Man hat dem Bundesrat verschiedentlich vorgeworfen, er würde die Ferien-Initiative einseitig, d. h. nur unter juristischen und wirtschaftlichen Gesichtspunkten würdigen; die Würdigung der positiven Effekte von längeren Ferien sei vom Bundesrat vernachlässigt worden. Man verspricht sich ja positive Effekte - sie wurden jetzt auch hier im Rat erwähnt -, vor allem im Zusammenhang mit dem Abbau von Stress, unter dem die Arbeitnehmer heute zunehmend leiden. Dieser Stress verursacht in der Tat sehr hohe Kosten; man spricht von jährlichen Kosten in der Höhe von etwa 10 Milliarden Franken. Das sind Kosten, die einerseits die Arbeitgeber zu tragen haben, andererseits aber natürlich auch die Allgemeinheit. Der Bundesrat ist sich bewusst, dass die Gesundheit der Arbeitnehmer von grösster Wichtigkeit ist. Er findet es absolut verfehlt, hier einen Keil zwischen die Arbeitgeber und die Arbeitnehmer zu treiben, weil von Investitionen in die Gesundheit beide Seiten in gleicher Weise profitieren, die Arbeitgeber und die Arbeitnehmer.
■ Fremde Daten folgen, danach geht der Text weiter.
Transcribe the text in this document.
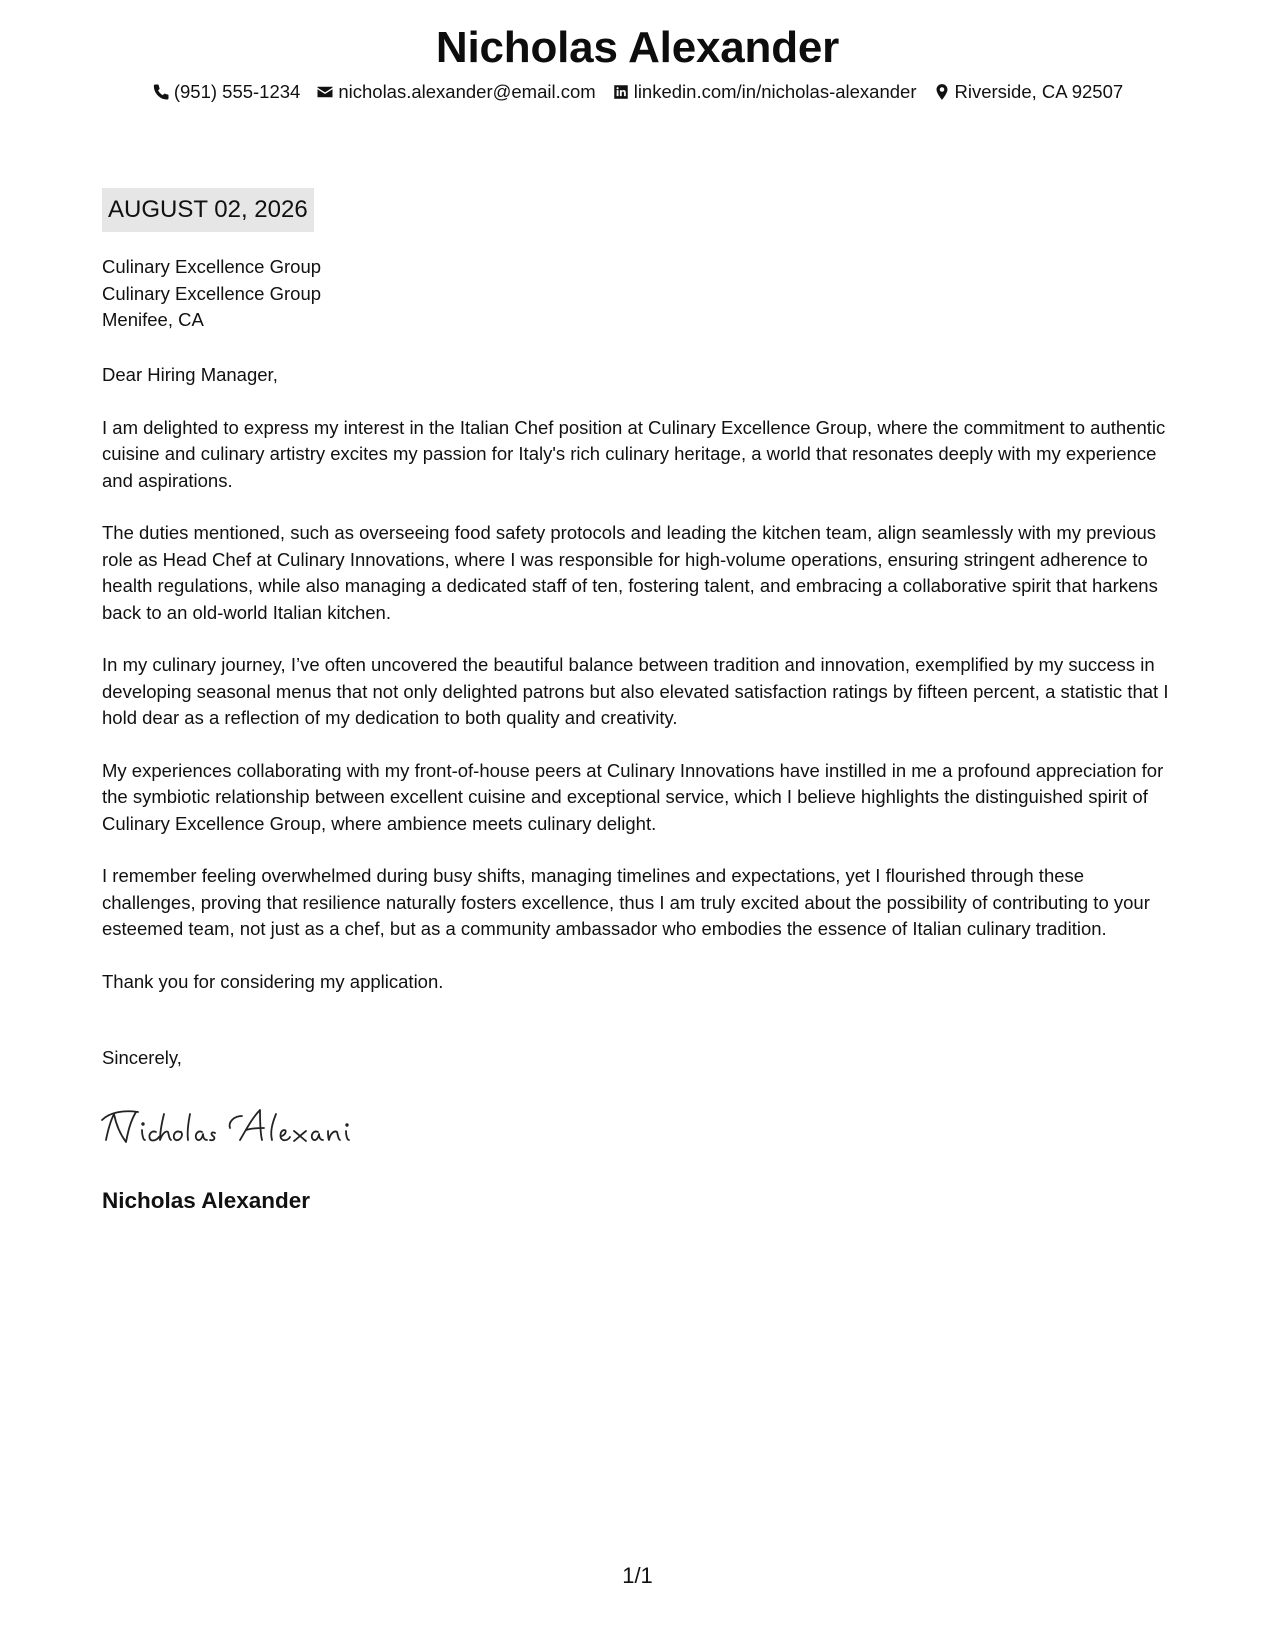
Nicholas Alexander
(951) 555-1234 nicholas.alexander@email.com linkedin.com/in/nicholas-alexander Riverside, CA 92507
AUGUST 02, 2026
Culinary Excellence Group
Culinary Excellence Group
Menifee, CA

Dear Hiring Manager,

I am delighted to express my interest in the Italian Chef position at Culinary Excellence Group, where the commitment to authentic cuisine and culinary artistry excites my passion for Italy's rich culinary heritage, a world that resonates deeply with my experience and aspirations.

The duties mentioned, such as overseeing food safety protocols and leading the kitchen team, align seamlessly with my previous role as Head Chef at Culinary Innovations, where I was responsible for high-volume operations, ensuring stringent adherence to health regulations, while also managing a dedicated staff of ten, fostering talent, and embracing a collaborative spirit that harkens back to an old-world Italian kitchen.

In my culinary journey, I’ve often uncovered the beautiful balance between tradition and innovation, exemplified by my success in developing seasonal menus that not only delighted patrons but also elevated satisfaction ratings by fifteen percent, a statistic that I hold dear as a reflection of my dedication to both quality and creativity.

My experiences collaborating with my front-of-house peers at Culinary Innovations have instilled in me a profound appreciation for the symbiotic relationship between excellent cuisine and exceptional service, which I believe highlights the distinguished spirit of Culinary Excellence Group, where ambience meets culinary delight.

I remember feeling overwhelmed during busy shifts, managing timelines and expectations, yet I flourished through these challenges, proving that resilience naturally fosters excellence, thus I am truly excited about the possibility of contributing to your esteemed team, not just as a chef, but as a community ambassador who embodies the essence of Italian culinary tradition.

Thank you for considering my application.

Sincerely,
Nicholas Alexander
1/1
Selbstverständlich entlasten gesunde Mitarbeiter auch die Sozialversicherungen und damit wiederum die öffentliche Hand.

Der Bundesrat übersieht auch nicht, dass die heutige Arbeitssituation von zunehmender Hektik geprägt ist. Die Verfügbarkeit der Arbeitnehmer, die Flexibilität, die von ihnen verlangt wird, hat sich in den letzten Jahren sehr stark verändert, in einer Art und Weise, wie man sich das vor wenigen Jahren wahrscheinlich noch gar nicht vorstellen konnte; das sieht man vor allem, wenn man an die Entwicklungen im Bereich der Telekommunikation denkt, wo Arbeitnehmer heute rund um die Uhr überall auf der Welt verfügbar sein sollen. Vor allem hat auch das Tempo zugenommen: Man erwartet heute viel schneller eine Antwort per Mail, als das vor ein paar Jahren per Post oder per Telefon überhaupt möglich war.
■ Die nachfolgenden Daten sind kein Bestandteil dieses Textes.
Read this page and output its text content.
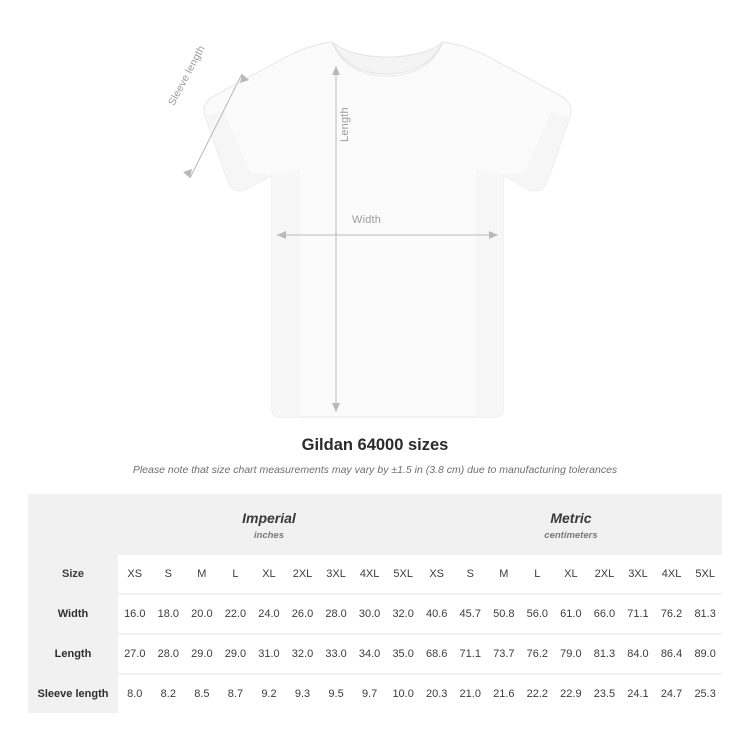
Sleeve length
Length
Width
Gildan 64000 sizes
Please note that size chart measurements may vary by ±1.5 in (3.8 cm) due to manufacturing tolerances

	Imperial
inches									Metric
centimeters								

Size	XS	S	M	L	XL	2XL	3XL	4XL	5XL	XS	S	M	L	XL	2XL	3XL	4XL	5XL
Width	16.0	18.0	20.0	22.0	24.0	26.0	28.0	30.0	32.0	40.6	45.7	50.8	56.0	61.0	66.0	71.1	76.2	81.3
Length	27.0	28.0	29.0	29.0	31.0	32.0	33.0	34.0	35.0	68.6	71.1	73.7	76.2	79.0	81.3	84.0	86.4	89.0
Sleeve length	8.0	8.2	8.5	8.7	9.2	9.3	9.5	9.7	10.0	20.3	21.0	21.6	22.2	22.9	23.5	24.1	24.7	25.3
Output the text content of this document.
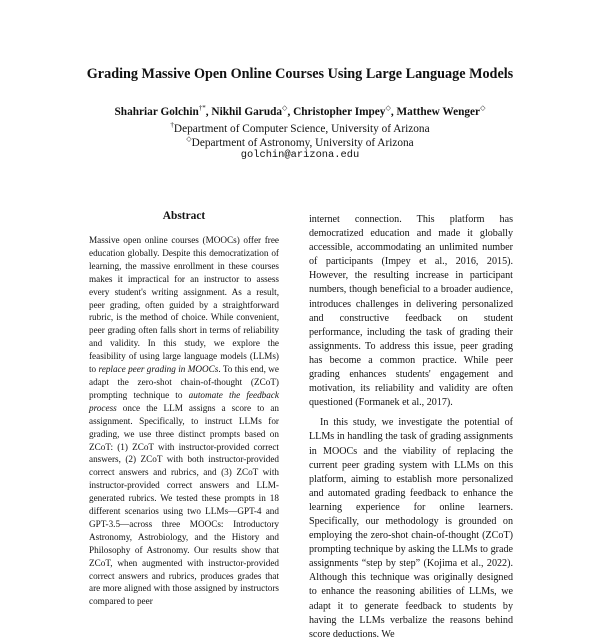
Grading Massive Open Online Courses Using Large Language Models
Shahriar Golchin†*, Nikhil Garuda◇, Christopher Impey◇, Matthew Wenger◇
†Department of Computer Science, University of Arizona
◇Department of Astronomy, University of Arizona
golchin@arizona.edu
Abstract
Massive open online courses (MOOCs) offer free education globally. Despite this democratization of learning, the massive enrollment in these courses makes it impractical for an instructor to assess every student's writing assignment. As a result, peer grading, often guided by a straightforward rubric, is the method of choice. While convenient, peer grading often falls short in terms of reliability and validity. In this study, we explore the feasibility of using large language models (LLMs) to replace peer grading in MOOCs. To this end, we adapt the zero-shot chain-of-thought (ZCoT) prompting technique to automate the feedback process once the LLM assigns a score to an assignment. Specifically, to instruct LLMs for grading, we use three distinct prompts based on ZCoT: (1) ZCoT with instructor-provided correct answers, (2) ZCoT with both instructor-provided correct answers and rubrics, and (3) ZCoT with instructor-provided correct answers and LLM-generated rubrics. We tested these prompts in 18 different scenarios using two LLMs—GPT-4 and GPT-3.5—across three MOOCs: Introductory Astronomy, Astrobiology, and the History and Philosophy of Astronomy. Our results show that ZCoT, when augmented with instructor-provided correct answers and rubrics, produces grades that are more aligned with those assigned by instructors compared to peer

internet connection. This platform has democratized education and made it globally accessible, accommodating an unlimited number of participants (Impey et al., 2016, 2015). However, the resulting increase in participant numbers, though beneficial to a broader audience, introduces challenges in delivering personalized and constructive feedback on student performance, including the task of grading their assignments. To address this issue, peer grading has become a common practice. While peer grading enhances students' engagement and motivation, its reliability and validity are often questioned (Formanek et al., 2017).

In this study, we investigate the potential of LLMs in handling the task of grading assignments in MOOCs and the viability of replacing the current peer grading system with LLMs on this platform, aiming to establish more personalized and automated grading feedback to enhance the learning experience for online learners. Specifically, our methodology is grounded on employing the zero-shot chain-of-thought (ZCoT) prompting technique by asking the LLMs to grade assignments “step by step” (Kojima et al., 2022). Although this technique was originally designed to enhance the reasoning abilities of LLMs, we adapt it to generate feedback to students by having the LLMs verbalize the reasons behind score deductions. We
Eine andere Frage ist natürlich, ob der Zwang zu mehr Ferien wirklich das richtige Mittel ist, um den negativen Folgen der heutigen Situation zu begegnen. Der Bundesrat ist diesbezüglich skeptisch. Mehr Ferien bringen ja nur etwas, wenn anschliessend die Arbeit auf mehr Hände und Köpfe verteilt wird. Andernfalls droht die Arbeit für den Einzelnen wegen der längeren Ferien ja sogar zu einer noch grösseren Belastung zu werden - und das ist ja sicher nicht das, was die Initiantinnen und Initianten wollten.

Ein Nein zur Volksinitiative "6 Wochen Ferien für alle" bedeutet aber nicht, dass wir das Thema "Stress am Arbeitsplatz" ad acta legen können. Wir haben allen Grund, uns in Zukunft noch intensiver als bis heute damit auseinanderzusetzen, wie wir der Gesundheit am Arbeitsplatz mehr Aufmerksamkeit schenken können. Der Bundesrat ist deshalb auch der Meinung, dass die Überlegungen, die hinter der Initiative stehen, sinnvoll sind und ernst zu nehmen sind.

Der Bundesrat möchte aber die zusätzlichen Ferienwochen nicht in der Bundesverfassung festschreiben und bittet Sie deshalb, die Initiative Volk und Ständen zur Ablehnung zu empfehlen.